Active Directory Hardening Series - Part 1 – Disabling NTLMv1
Hello everyone, Jerry Devore back again after to along break from blogging to talk about Active Directory hardening. In my role at...
Hi HKUMAR365 this is not an answer to the question. Negotiate doesn't mean Kerberos was used. It means we can't say if NTLM or Kerberos was used during such authentication.
Mi1anovic Hi , you are right. It’s complex to confirm. However as per documentation Negotiate gives priority to use Kerberos over NTLM. Network Trace is solid way to confirm if it used Kerberos or NTLM.
Hi HKUMAR365. Thank you for your answer. I agree that network trace is a viable option how to confirm Kerberos or NTLM. However if we consider that a server can host multiple applications and so there can be multiple authentications in a relatively small time window within a same account, it also doesn't sound very promising. I think the better option would be to configure Audit logging on a domain controller a then check security logs on the domain controller. However I wonder if there's something else you can do to 100% verify what authentication protocol was used without access domain controller logs.
For outbound NTLM enabling Network security: Restrict NTLM: Outgoing NTLM traffic to remote servers - Audit all will log a 8001 event like this one which shows what the client was authenticating to using NTLM and which process was used to make the connection
If the resource server has Network security: Restrict NTLM: Audit Incoming NTLM Traffic - Enable auditing for domain accounts the server will log a 8003 event that will capture the process being connected to by the client.

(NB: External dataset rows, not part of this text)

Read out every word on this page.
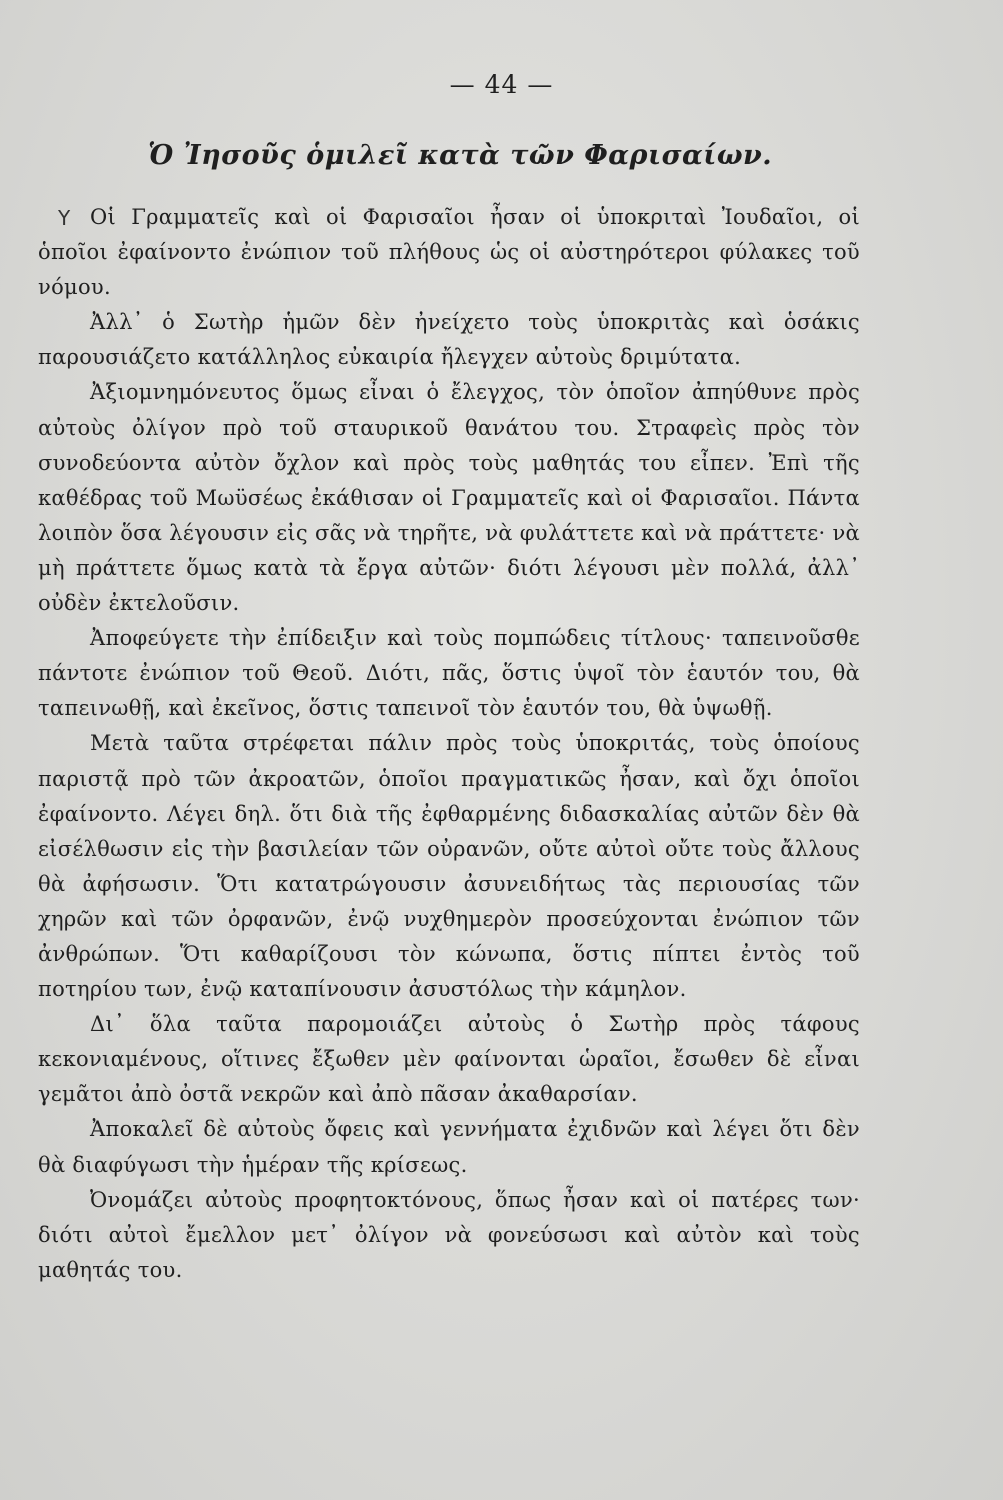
— 44 —
Ὁ Ἰησοῦς ὁμιλεῖ κατὰ τῶν Φαρισαίων.
Υ Οἱ Γραμματεῖς καὶ οἱ Φαρισαῖοι ἦσαν οἱ ὑποκριταὶ Ἰουδαῖοι, οἱ ὁποῖοι ἐφαίνοντο ἐνώπιον τοῦ πλήθους ὡς οἱ αὐστηρότεροι φύλακες τοῦ νόμου.

Ἀλλ᾽ ὁ Σωτὴρ ἡμῶν δὲν ἠνείχετο τοὺς ὑποκριτὰς καὶ ὁσάκις παρουσιάζετο κατάλληλος εὐκαιρία ἤλεγχεν αὐτοὺς δριμύτατα.

Ἀξιομνημόνευτος ὅμως εἶναι ὁ ἔλεγχος, τὸν ὁποῖον ἀπηύθυνε πρὸς αὐτοὺς ὀλίγον πρὸ τοῦ σταυρικοῦ θανάτου του. Στραφεὶς πρὸς τὸν συνοδεύοντα αὐτὸν ὄχλον καὶ πρὸς τοὺς μαθητάς του εἶπεν. Ἐπὶ τῆς καθέδρας τοῦ Μωϋσέως ἐκάθισαν οἱ Γραμματεῖς καὶ οἱ Φαρισαῖοι. Πάντα λοιπὸν ὅσα λέγουσιν εἰς σᾶς νὰ τηρῆτε, νὰ φυλάττετε καὶ νὰ πράττετε· νὰ μὴ πράττετε ὅμως κατὰ τὰ ἔργα αὐτῶν· διότι λέγουσι μὲν πολλά, ἀλλ᾽ οὐδὲν ἐκτελοῦσιν.

Ἀποφεύγετε τὴν ἐπίδειξιν καὶ τοὺς πομπώδεις τίτλους· ταπεινοῦσθε πάντοτε ἐνώπιον τοῦ Θεοῦ. Διότι, πᾶς, ὅστις ὑψοῖ τὸν ἑαυτόν του, θὰ ταπεινωθῇ, καὶ ἐκεῖνος, ὅστις ταπεινοῖ τὸν ἑαυτόν του, θὰ ὑψωθῇ.

Μετὰ ταῦτα στρέφεται πάλιν πρὸς τοὺς ὑποκριτάς, τοὺς ὁποίους παριστᾷ πρὸ τῶν ἀκροατῶν, ὁποῖοι πραγματικῶς ἦσαν, καὶ ὄχι ὁποῖοι ἐφαίνοντο. Λέγει δηλ. ὅτι διὰ τῆς ἐφθαρμένης διδασκαλίας αὐτῶν δὲν θὰ εἰσέλθωσιν εἰς τὴν βασιλείαν τῶν οὐρανῶν, οὔτε αὐτοὶ οὔτε τοὺς ἄλλους θὰ ἀφήσωσιν. Ὅτι κατατρώγουσιν ἀσυνειδήτως τὰς περιουσίας τῶν χηρῶν καὶ τῶν ὀρφανῶν, ἐνῷ νυχθημερὸν προσεύχονται ἐνώπιον τῶν ἀνθρώπων. Ὅτι καθαρίζουσι τὸν κώνωπα, ὅστις πίπτει ἐντὸς τοῦ ποτηρίου των, ἐνῷ καταπίνουσιν ἀσυστόλως τὴν κάμηλον.

Δι᾽ ὅλα ταῦτα παρομοιάζει αὐτοὺς ὁ Σωτὴρ πρὸς τάφους κεκονιαμένους, οἵτινες ἔξωθεν μὲν φαίνονται ὡραῖοι, ἔσωθεν δὲ εἶναι γεμᾶτοι ἀπὸ ὀστᾶ νεκρῶν καὶ ἀπὸ πᾶσαν ἀκαθαρσίαν.

Ἀποκαλεῖ δὲ αὐτοὺς ὄφεις καὶ γεννήματα ἐχιδνῶν καὶ λέγει ὅτι δὲν θὰ διαφύγωσι τὴν ἡμέραν τῆς κρίσεως.

Ὀνομάζει αὐτοὺς προφητοκτόνους, ὅπως ἦσαν καὶ οἱ πατέρες των· διότι αὐτοὶ ἔμελλον μετ᾽ ὀλίγον νὰ φονεύσωσι καὶ αὐτὸν καὶ τοὺς μαθητάς του.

If the domain controller performing the "credential verification" for that connection has Network security: Restrict NTLM: Audit NTLM authentication in this domain - Enable all (Domain Controllers Only) it will log a event 8004 which captures the user name, workstation name and server name (Secure Channel Name).
The 8001, 8002, 8004 events will be logged a log dedicated to NTLM (Applications and Services Logs\Microsoft\Windows\NTLM\Operational)
Additionall logging will soon be added to Windows 11 24H2 and Server 2025 which will enabling central logging of NTLMv1 via the domain controller logs.
Thanks I 100% agree and I somehow knew that this can be a way how to analyze this. However, in my case I don't have access to logs of domain controllers. I'm just an admin on a server joined to a domain.